Dharamshala (HP), Apr 25 (PTI) The Central Tibetan Administration (CTA) on Monday asked the Chinese government to allow the 11th Panchen Lama and his family members, taken into custody by China 27 years ago and not seen in public since then, to live a free life.
The CTA’s appeal comes on the 33rd birth anniversary of Gedhun Choekyi Nyima, who was recognised by the Dalai Lama as the reincarnation of the 10th Panchen Lama when he was six-year-old. In a statement issued from here, the CTA said it intends to send a strong message to Beijing that the world has not forgotten about Nyima despite China’s efforts to erase him from history.

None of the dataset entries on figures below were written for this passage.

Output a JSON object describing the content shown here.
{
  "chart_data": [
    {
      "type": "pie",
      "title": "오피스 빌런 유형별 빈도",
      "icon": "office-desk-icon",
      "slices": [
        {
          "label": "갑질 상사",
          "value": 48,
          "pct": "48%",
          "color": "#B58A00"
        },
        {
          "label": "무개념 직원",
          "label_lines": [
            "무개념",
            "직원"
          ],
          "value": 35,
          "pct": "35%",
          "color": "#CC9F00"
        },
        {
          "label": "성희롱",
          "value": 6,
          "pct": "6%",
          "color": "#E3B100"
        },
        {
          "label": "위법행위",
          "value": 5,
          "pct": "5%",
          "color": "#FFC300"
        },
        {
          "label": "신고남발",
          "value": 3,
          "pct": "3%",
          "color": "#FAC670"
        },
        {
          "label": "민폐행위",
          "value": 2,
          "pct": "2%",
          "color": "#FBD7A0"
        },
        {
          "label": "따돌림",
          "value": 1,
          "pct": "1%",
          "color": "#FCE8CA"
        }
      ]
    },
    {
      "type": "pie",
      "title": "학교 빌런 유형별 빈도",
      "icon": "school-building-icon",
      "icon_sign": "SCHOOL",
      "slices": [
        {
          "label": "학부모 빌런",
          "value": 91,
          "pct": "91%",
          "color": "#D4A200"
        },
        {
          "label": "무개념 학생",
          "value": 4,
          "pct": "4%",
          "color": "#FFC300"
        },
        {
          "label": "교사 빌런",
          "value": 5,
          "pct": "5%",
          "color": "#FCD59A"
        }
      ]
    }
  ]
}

“We call upon the Chinese government to rightfully allow the Panchen Lama and his family to live a free life they are entitled to under the international laws and treaties that China is obligated to,” the CTA, which is unofficially known as Tibetan government-in-exile, said in a statement issued from its headquarters here. On 14 May 1995, His Holiness the Dalai Lama endorsed Nyima as the 11th incarnation of the Panchen Lama.
However, China did not recognise his reincarnation and on 11 November 1995, it announced Gyaltsen Norbu, the son of a Communist Party member as the Panchen Lama, the second-highest spiritual title in Tibetan Buddhism, the CTA said in the statement. Following this, the UN Working Group on Enforced or Involuntary Disappearances expressed concerns about the whereabouts of the Panchen Lama and urged China to provide information on the case, it said.
Since then, a number of human rights bodies, including the UN Committee against Torture, the UN Committee on the Rights of the Child, as well as Special Reporter on Freedom of Religion or Belief, have urged the Chinese government to make Panchen Lama’s whereabouts known to the world, the statement said. However, China has claimed that “the Panchen Lama is an ordinary citizen, living a perfectly normal life and does not wish to be disturbed”, according to the CTA statement.
Therefore, the Panchen Lama’s case continues to remain one of the longest cases of enforced disappearance in the world, it added. The Tibetan government-in-exile appeals to the United Nations High Commissioner for Human Rights to press China to release information about the current status and whereabouts of the Panchen Lama and his family, the statement said.